Integracja? Niepowodzenie tego procesu jako nieszczęscie dla Polaków? Wręcz przeciwnie. Najlepszym, co może nas spotkać jest według mnie silna pozycja naszego kraju w solidnej "Europie ojczyzn", jak u De Gaulle'a. Przecież brak okropnego, zbiurokratyzowanego tworu w postaci unii politycznej, na której czele zasiadaja wybierani w sposób niedemokratyczny przez nie wiadomo kogo "przywódcy" (którzy oczywiście wszystkimi siłami bronią umęczonej demokracji!) wcale nie gryzie się z zachowaniem wspólnego rynku i różnych przywilejów oraz umów handlowych, które są już teraz. Trzeba po prostu kalkulować - po co komu europejski parlament, po co sądy i trybunały, po co komisje, po co komu jakiś osobliwy substytut wielkiego europaństwa? I po co wspólna waluta? Jak w ogóle można było planować wprowadzenie wspólnej waluty dla wielu tak bardzo różniących się od siebie gospodarek? Przecież to jasne, że taki proces przetrwają tylko najsilniejsze. A która europejska gospodarka jest najsilniejsza? I kto najgorliwiej namawia do przyjęcia euro? Wystarczy wyciągać wnioski. Przecież wejście do tej strefy to samobójstwo dla rozwijających się państw - dla Polski. A w czyim interesie jest polskie samobójstwo? Polskim? Może "europejskim"? Ten polityczny eksperyment o nazwie "Unia Europejska" to w istocie, jak mówiła pani Thatcher, narzędzie hegemonii pewnego państwa w Europie. I to jest niestety niezaprzeczalny fakt. Może nie?
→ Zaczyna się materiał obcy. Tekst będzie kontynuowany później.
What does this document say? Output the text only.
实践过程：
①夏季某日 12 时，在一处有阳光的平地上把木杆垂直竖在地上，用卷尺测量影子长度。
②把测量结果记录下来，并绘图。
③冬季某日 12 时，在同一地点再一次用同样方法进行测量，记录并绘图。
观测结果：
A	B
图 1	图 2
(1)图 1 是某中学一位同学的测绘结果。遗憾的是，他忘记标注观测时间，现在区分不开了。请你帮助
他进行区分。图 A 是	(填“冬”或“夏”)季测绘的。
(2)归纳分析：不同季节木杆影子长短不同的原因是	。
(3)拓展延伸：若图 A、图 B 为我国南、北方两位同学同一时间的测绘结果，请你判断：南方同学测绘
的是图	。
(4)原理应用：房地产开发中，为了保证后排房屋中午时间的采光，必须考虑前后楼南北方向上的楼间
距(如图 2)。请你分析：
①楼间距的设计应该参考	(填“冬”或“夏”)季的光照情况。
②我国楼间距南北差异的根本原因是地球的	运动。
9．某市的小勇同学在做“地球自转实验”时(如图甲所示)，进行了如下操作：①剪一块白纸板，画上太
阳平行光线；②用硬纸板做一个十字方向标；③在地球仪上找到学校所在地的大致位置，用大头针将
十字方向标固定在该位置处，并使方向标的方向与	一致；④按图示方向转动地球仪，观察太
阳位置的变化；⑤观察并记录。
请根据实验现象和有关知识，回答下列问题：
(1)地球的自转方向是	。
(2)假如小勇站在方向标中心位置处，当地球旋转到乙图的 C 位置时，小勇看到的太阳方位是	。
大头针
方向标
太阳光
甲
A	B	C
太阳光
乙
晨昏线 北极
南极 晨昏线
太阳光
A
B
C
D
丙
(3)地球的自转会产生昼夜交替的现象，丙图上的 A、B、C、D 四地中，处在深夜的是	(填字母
Gospodarka? Mimo tego, że mamy najniższą (!) wydajność pracy w całej Europie, a przeciętny Polak zapiernicza średnio o wiele więcej niż przedstawiciel jakiegokolwiek innego europejskiego państwa (OECD i Eurostat), więc nasza praca jest najmniej efektywna, i mimo tej przebrzydłej, ciągle narastającej biurokratyzacji (nieoficjalnie mamy ponad milion urzędników... w 37-milionowym kraju), mimo tragicznego stanu naszej infrastruktury komunikacyjnej, mimo kiepskich warunków dla działalności ekonomicznej, mimo największej w UE ilości zawodów o ograniczonym dostępie (3x nawet ponad średnią unijną) i mimo wszechobecnej korupcji, dzięki konkurencyjej narodowej walucie nadal rozwijamy się o wiele szybciej niż kraje strefy euro - to dlaczego wszystkim Tuskom, Sikorskim i postkomunistom z SLD tak bardzo zależy na tym, żeby do niej dołączyć? Dlaczego zależy im na tym, żeby przekazywać kompetencje naszego państwa organom UE, jak np. w pakcie fiskalnym? Każde europejskie państwo, mimo tego absurdalnego tworu, jakim jest ta unia polityczna, do której za wszelką cenę chce się nas wciągnąć, i tak martwi się przede wszystkim o swój interes. Niemców interesuje interes niemiecki, Brytyjczyków - brytyjski (na przykładzie tych dwóch państw widać to w UE najlepiej), a Polaków? Tylko Polaków obchodzi jakiś nieistniejący interes "europejski". Dlaczego? To nonsens.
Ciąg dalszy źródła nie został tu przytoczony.